I'm having difficulty figuring out how the bound in the below example is determined.
Consider the function $f(x)=e^{-x}$.
For sample points $\{-1,1\}$, the Lagrange basis interpolants are $\ell_0(x)=-\frac{1}{2}(x-1)$ and $\ell_1(x)=\frac{1}{2}(x+1)$, and the polynomial is $p_1(x)=-e^1\frac{(x-1)}{2}+e^{-1}\frac{(x+1)}{2}$. The error on the interval $[-2,2]$ is bounded by $$|f(x)-p_1(x)|\leq\frac{e^2}{2!}(x-1)(x-2)$$
I understand the bound is supposed to be equal to $$\frac{f^{(N+1)}(\xi(x))}{(N+1)!}\prod_{n=0}^N(x-x_n)$$ but I have no idea why $f^{(N+1)}(\xi(x))=e^2$.

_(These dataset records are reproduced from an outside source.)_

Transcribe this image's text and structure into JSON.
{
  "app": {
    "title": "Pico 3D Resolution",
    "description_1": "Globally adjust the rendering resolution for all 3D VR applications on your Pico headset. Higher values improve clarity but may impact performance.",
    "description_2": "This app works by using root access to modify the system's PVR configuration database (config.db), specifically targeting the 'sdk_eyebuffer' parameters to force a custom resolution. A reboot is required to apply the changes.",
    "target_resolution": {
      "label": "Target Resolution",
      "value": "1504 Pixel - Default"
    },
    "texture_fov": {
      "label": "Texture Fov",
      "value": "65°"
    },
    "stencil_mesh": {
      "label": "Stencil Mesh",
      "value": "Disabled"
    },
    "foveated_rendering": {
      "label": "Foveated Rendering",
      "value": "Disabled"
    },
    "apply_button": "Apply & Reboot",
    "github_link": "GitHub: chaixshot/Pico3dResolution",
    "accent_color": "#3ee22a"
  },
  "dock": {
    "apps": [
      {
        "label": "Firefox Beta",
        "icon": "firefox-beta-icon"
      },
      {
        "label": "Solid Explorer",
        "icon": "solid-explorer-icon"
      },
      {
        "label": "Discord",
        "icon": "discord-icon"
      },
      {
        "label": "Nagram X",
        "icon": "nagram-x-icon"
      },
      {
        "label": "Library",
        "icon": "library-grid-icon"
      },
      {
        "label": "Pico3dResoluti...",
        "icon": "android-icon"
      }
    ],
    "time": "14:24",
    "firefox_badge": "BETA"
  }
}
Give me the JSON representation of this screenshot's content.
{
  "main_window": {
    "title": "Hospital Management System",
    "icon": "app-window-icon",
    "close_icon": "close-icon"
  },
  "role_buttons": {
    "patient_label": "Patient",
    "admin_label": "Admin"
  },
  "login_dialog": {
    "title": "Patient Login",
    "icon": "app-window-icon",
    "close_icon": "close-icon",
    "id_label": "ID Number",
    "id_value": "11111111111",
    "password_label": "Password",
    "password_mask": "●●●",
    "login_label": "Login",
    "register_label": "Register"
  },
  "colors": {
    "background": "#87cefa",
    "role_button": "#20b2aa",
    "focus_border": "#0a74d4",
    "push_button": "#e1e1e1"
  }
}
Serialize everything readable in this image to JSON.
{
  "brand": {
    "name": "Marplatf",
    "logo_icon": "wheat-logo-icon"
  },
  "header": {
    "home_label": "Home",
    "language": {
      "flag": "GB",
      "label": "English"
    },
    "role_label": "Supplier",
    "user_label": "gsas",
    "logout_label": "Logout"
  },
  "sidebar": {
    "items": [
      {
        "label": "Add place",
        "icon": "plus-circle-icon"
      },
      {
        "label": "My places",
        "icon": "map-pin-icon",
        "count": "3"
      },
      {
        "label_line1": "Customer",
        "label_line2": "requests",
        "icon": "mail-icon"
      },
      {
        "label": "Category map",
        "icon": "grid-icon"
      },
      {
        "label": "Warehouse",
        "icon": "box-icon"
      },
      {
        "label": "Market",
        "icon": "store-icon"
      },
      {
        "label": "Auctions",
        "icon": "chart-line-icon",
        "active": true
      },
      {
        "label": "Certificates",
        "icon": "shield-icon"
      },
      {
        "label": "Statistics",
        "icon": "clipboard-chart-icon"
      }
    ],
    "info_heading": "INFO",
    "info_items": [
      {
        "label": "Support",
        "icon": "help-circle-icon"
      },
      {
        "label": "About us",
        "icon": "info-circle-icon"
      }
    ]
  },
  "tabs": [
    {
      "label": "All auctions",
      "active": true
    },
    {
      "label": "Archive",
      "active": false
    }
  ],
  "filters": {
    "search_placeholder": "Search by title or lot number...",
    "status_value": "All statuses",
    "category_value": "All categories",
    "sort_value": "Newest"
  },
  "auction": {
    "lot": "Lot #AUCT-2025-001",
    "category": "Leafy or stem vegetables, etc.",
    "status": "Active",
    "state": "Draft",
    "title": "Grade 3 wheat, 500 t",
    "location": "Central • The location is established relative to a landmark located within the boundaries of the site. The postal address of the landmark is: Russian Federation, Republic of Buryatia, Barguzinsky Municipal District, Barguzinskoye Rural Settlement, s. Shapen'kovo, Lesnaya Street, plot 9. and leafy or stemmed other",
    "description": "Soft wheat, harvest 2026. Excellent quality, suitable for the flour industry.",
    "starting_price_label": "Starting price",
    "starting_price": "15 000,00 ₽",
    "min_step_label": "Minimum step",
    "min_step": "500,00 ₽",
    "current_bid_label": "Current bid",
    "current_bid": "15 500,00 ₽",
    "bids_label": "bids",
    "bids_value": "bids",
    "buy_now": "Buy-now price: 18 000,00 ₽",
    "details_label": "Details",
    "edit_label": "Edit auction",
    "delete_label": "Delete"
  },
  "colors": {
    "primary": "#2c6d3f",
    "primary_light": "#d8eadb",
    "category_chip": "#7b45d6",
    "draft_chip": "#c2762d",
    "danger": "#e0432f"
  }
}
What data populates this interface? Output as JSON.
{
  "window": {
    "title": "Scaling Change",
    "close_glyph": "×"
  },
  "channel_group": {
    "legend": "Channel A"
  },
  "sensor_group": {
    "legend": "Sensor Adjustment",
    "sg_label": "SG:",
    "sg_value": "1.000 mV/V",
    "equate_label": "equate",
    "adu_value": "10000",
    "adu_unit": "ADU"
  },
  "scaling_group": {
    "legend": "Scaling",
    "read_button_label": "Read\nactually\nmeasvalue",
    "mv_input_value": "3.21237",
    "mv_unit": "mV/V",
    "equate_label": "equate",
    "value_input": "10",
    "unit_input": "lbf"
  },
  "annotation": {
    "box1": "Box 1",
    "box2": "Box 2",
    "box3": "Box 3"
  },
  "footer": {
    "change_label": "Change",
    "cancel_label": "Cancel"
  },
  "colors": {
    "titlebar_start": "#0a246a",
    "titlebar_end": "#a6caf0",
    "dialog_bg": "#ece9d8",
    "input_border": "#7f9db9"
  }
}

Because the interval for the error estimate is $[-2,2]$. The argument for the estimate is from the full interval, even if the interpolation points $-1,1$ are inside.
See https://proofwiki.org/wiki/Lagrange_Polynomial_Approximation, note that "here exists $ξ$ in the interval spanned by $x$ and $x_i$, $i=0,…,n$" means the convex hull of all $(n+2)$ points. Apart from that, a nicely written proof.